As the stage filled with blood and fewer actors remained clear of its cloying effects, Nicolas Tennant’s Bosola came into his own. The post-murder sequence of Ferdinand asking Bosola why he had followed his orders was stunningly played; Ferdinand’s unspeakably audacious about-face, and Bosola’s stunned reaction, a jaw-dropping display of a society already rewriting its own history while the bodies of its victims were still warm and visible. Yet both men were played as human rather than caricatures; their grief, guilt and displacement all sickeningly plausible reactions to their heinous deeds. By contrast, the Cardinal was all villain, shoving his prayer book into Julia’s face and keeping his white gloves as clean as possible; next to him, Ferdinand and Bosola’s desperate attempts on his life in the final moments seemed almost – almost – heroic.

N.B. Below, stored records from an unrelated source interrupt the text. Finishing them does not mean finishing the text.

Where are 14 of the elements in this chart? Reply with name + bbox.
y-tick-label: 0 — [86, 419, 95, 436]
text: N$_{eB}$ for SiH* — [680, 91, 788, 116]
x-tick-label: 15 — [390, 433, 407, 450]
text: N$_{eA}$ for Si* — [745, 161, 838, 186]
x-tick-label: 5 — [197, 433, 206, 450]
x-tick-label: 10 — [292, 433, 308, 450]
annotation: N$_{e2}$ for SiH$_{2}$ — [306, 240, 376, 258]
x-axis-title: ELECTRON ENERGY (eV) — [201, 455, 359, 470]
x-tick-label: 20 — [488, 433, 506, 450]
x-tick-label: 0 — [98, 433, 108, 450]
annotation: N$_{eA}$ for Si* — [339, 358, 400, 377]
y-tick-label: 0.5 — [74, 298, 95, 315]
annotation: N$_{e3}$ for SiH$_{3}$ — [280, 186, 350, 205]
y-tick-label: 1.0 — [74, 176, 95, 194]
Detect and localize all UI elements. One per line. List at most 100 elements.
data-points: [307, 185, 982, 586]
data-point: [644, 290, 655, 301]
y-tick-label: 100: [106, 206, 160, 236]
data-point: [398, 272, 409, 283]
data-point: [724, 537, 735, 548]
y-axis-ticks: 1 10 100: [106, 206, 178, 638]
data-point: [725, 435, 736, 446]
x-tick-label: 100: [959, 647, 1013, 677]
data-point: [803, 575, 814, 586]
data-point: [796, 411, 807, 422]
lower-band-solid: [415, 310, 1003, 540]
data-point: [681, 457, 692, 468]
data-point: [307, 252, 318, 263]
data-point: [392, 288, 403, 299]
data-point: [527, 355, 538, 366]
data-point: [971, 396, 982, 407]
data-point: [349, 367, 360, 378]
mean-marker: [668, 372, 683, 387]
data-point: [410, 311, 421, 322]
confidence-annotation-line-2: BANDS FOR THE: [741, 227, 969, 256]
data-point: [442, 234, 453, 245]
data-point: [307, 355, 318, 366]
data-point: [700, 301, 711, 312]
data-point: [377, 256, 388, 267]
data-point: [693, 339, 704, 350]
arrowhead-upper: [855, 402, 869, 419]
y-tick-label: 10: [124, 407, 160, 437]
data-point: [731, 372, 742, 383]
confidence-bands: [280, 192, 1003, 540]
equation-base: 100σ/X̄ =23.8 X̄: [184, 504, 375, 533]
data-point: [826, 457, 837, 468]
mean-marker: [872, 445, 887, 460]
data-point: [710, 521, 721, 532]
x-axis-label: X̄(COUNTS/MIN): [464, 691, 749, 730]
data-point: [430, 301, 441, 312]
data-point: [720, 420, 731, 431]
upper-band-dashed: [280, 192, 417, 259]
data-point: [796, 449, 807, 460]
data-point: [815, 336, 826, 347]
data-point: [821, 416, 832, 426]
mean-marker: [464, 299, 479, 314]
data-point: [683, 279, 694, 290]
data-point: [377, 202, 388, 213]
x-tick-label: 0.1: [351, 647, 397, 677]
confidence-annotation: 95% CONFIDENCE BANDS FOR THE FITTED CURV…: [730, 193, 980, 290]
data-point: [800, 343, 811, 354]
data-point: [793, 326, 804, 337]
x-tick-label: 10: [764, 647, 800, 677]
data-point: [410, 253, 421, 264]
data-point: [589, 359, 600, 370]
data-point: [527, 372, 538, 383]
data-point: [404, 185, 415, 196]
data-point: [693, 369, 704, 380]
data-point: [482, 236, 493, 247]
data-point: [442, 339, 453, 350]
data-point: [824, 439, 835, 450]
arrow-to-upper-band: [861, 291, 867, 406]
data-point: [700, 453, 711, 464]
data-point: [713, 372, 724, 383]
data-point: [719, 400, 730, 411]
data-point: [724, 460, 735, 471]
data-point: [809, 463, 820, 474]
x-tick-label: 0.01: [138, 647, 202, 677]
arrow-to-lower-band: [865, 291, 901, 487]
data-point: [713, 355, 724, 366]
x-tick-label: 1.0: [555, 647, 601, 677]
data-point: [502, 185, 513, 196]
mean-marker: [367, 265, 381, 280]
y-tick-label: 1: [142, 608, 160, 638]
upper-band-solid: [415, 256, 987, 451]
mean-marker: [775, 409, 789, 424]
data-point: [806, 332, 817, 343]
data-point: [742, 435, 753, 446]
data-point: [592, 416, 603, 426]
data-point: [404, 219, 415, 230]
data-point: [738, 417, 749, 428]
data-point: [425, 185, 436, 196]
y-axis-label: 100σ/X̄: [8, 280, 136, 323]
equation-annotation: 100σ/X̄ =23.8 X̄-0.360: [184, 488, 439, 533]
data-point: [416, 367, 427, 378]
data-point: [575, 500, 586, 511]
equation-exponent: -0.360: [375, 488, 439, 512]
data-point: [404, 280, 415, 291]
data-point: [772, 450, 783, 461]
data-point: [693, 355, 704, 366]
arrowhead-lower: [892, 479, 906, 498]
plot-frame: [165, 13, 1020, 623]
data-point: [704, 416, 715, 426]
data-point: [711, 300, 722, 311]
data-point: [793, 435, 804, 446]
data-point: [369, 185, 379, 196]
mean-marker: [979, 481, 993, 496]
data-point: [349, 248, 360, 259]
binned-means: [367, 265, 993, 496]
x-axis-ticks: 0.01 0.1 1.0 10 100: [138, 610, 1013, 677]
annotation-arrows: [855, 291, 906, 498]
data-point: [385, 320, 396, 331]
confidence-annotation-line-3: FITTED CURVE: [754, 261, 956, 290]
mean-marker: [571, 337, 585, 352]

It was disappointing, then, that, as so often with contemporary productions of Jacobean tragedies, the production chose to bolt to its close. Aberg cut Julia and Bosola’s shared scenes (the Cardinal here seemed perfectly aware that Bosola was offstage), which left Julia’s murder a rather tangential moment, seemingly serving purely to put another female body onstage. The Cardinal’s followers were also cut, as was Delio (who last appeared in 3.1). Instead, the final act was compressed into a single sequence of impressions. Ferdinand cradled the Duchess’s body on the bed while Antonio (alone) stood on a balcony to go through the Echo scene; the Duchess spluttered her responses from Ferdinand’s arms, before getting up to take a seat upstage to watch the final slaughter. The concluding action was built around Bosola quickly killing Antonio and then turning straight to the Cardinal, the Duchess watching calmly as the four principal men (Ferdinand joining them) rolled in the blood. If not comical, it was somewhat anticlimactic; blink and you might have missed Bosola’s wound, and the production wound down with the men sat around the stage quietly dying, almost chatting as they prepared to die, while the Duchess reached out to touch the Cardinal’s head. As Bosola spoke his final words and died, the Duchess was the only ‘living’ presence still onstage.

While it felt like the production wasn’t sure what to do with itself once its title character died, this was a spellbinding Duchess. Its anger at times boiled over, and its stunning visual images and musical score created unforgettable indictments of violence against women. I only wish I’d been there on time to see more of the society being torn apart.